En revanche, l’article 103 ne se réduit pas au seul secteur professionnel. Il embrasse la culture de tous les êtres d’humanité et n’exclut a priori aucune identité culturelle. Il a le souci que chaque identité culturelle de chaque personne puisse accéder à plus de liberté et de dignité dans ses relations avec les autres. La culture n’est pas réduit à un stock d’objets « culturels », elle devient une quête permanente pour faire un peu mieux humanité ensemble à partir de toutes ces identités « plurielles, variées et dynamiques » (3)

Ce changement d’approche de la « culture » (4) n’est pas facile à assimiler, d’autant moins que les médias français, même les plus réputés, se satisfont d’associer « culture » aux offres d’un secteur de production, et non à l’enjeu de faire relation d’humanité avec les cultures des autres.

Le référentiel culture s’impose

Mais la loi étant la loi, le législateur lui-même doit donner l’exemple et exiger qu’un travail collectif soit entrepris pour bien articuler les différentes approches de la responsabilité culturelle.Il doit y veiller nécessairement puisqu’il n’a pas le choix : en effet, le référentiel des droits culturels s’impose à lui à travers les conventions internationales signées par la France alors que, par ailleurs, la « routine » demeure de penser la politique culturelle à travers la situation du secteur, comme dans le projet de loi CAP.

Certes, quand ce secteur est en crise de survie, on ne saurait reprocher au législateur d’être soucieux de répondre aux préoccupations du milieu artistique (5) Mais cette légitime préoccupation ne doit pas se faire en oubliant les règles de base de l’Etat de droit républicain. D’où la question : « Comment le législateur pourrait-il mieux articuler la loi NOTRe et son article 103 et le projet de loi CAP avec son article 2, pour garantir la cohérence de la législation française sur la culture ? »

B – L’article 103 et ses articulations avec la loi CAP

Pour nourrir la réflexion, je voudrais prendre trois points d’appui des droits culturels des personnes, en les articulant avec l’article 2 de la loi CAP, dans la version issue de la première lecture.

Une affaire  de liberté humaine

Avec l’article 103, le « respect des droits culturels » de la personne est d’abord une affaire de liberté humaine. Il faut veiller à ce que la politique culturelle garantisse à la personne sa liberté, indissociable du respect de son égale dignité. Mais en contrepartie, la personne doit, elle-même, offrir la garantie qu’elle est respectueuse de la liberté et de la dignité des autres êtres de l’humanité commune.

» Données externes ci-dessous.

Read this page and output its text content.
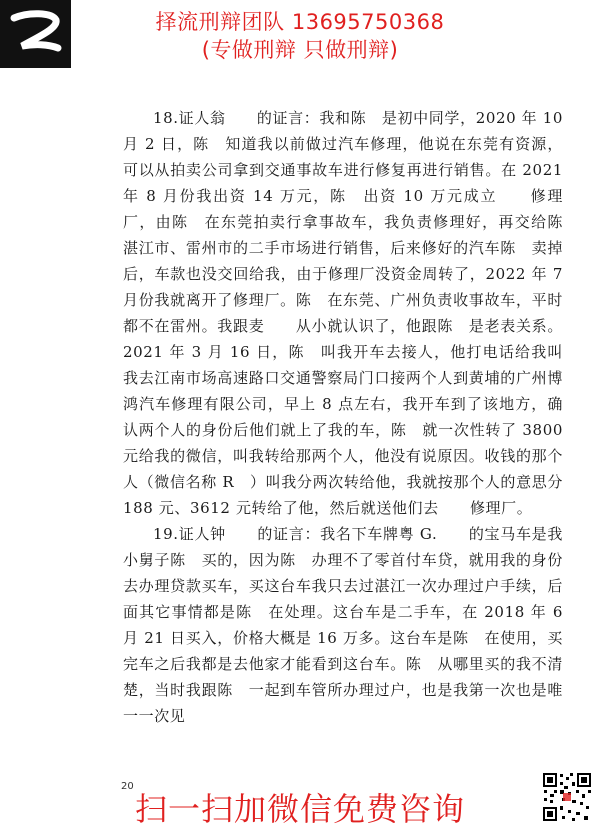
择流刑辩团队 13695750368
(专做刑辩 只做刑辩)

18.证人翁　　的证言：我和陈　是初中同学，2020 年 10 月 2 日，陈　知道我以前做过汽车修理，他说在东莞有资源，可以从拍卖公司拿到交通事故车进行修复再进行销售。在 2021 年 8 月份我出资 14 万元，陈　出资 10 万元成立　　修理厂，由陈　在东莞拍卖行拿事故车，我负责修理好，再交给陈　湛江市、雷州市的二手市场进行销售，后来修好的汽车陈　卖掉后，车款也没交回给我，由于修理厂没资金周转了，2022 年 7 月份我就离开了修理厂。陈　在东莞、广州负责收事故车，平时都不在雷州。我跟麦　　从小就认识了，他跟陈　是老表关系。2021 年 3 月 16 日，陈　叫我开车去接人，他打电话给我叫我去江南市场高速路口交通警察局门口接两个人到黄埔的广州博鸿汽车修理有限公司，早上 8 点左右，我开车到了该地方，确认两个人的身份后他们就上了我的车，陈　就一次性转了 3800 元给我的微信，叫我转给那两个人，他没有说原因。收钱的那个人（微信名称 R　）叫我分两次转给他，我就按那个人的意思分 188 元、3612 元转给了他，然后就送他们去　　修理厂。

19.证人钟　　的证言：我名下车牌粤 G.　　的宝马车是我小舅子陈　买的，因为陈　办理不了零首付车贷，就用我的身份去办理贷款买车，买这台车我只去过湛江一次办理过户手续，后面其它事情都是陈　在处理。这台车是二手车，在 2018 年 6 月 21 日买入，价格大概是 16 万多。这台车是陈　在使用，买完车之后我都是去他家才能看到这台车。陈　从哪里买的我不清楚，当时我跟陈　一起到车管所办理过户，也是我第一次也是唯一一次见

20
扫一扫加微信免费咨询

Il ne s’agit pas de réduire l’enjeu « à faire société » en partageant la culture comme « bien commun ».

Le référentiel des droits culturels n’a pas cette naïveté de penser qu’un partage harmonieux des émotions que procurent les biens culturels est l’avenir de l’humanité. Il s’agit plutôt d’admettre que la liberté de chaque individu d’imaginer le monde d’hier et de demain est porteuse de différences culturelles qui sont autant de risques pour le futur de notre humanité commune.

La responsabilité publique est, alors, de faire en sorte que ces différences culturelles entre individus et groupes deviennent des « diversités culturelles » apportées par les personnes (seules ou en groupe) à l’humanité tout entière. Là où les « différences culturelles » sont « inconciliables », (le clash des civilisations..), la politique des droits culturels répond par la nécessité du compromis entre les différentes cultures pour qu’elles acceptent d’interagir pour devenir des « diversités » d’une seule et unique humanité. La politique des droits culturels exige l’interaction permanente entre les identités culturelles ; elle est l’antidote aux replis culturels.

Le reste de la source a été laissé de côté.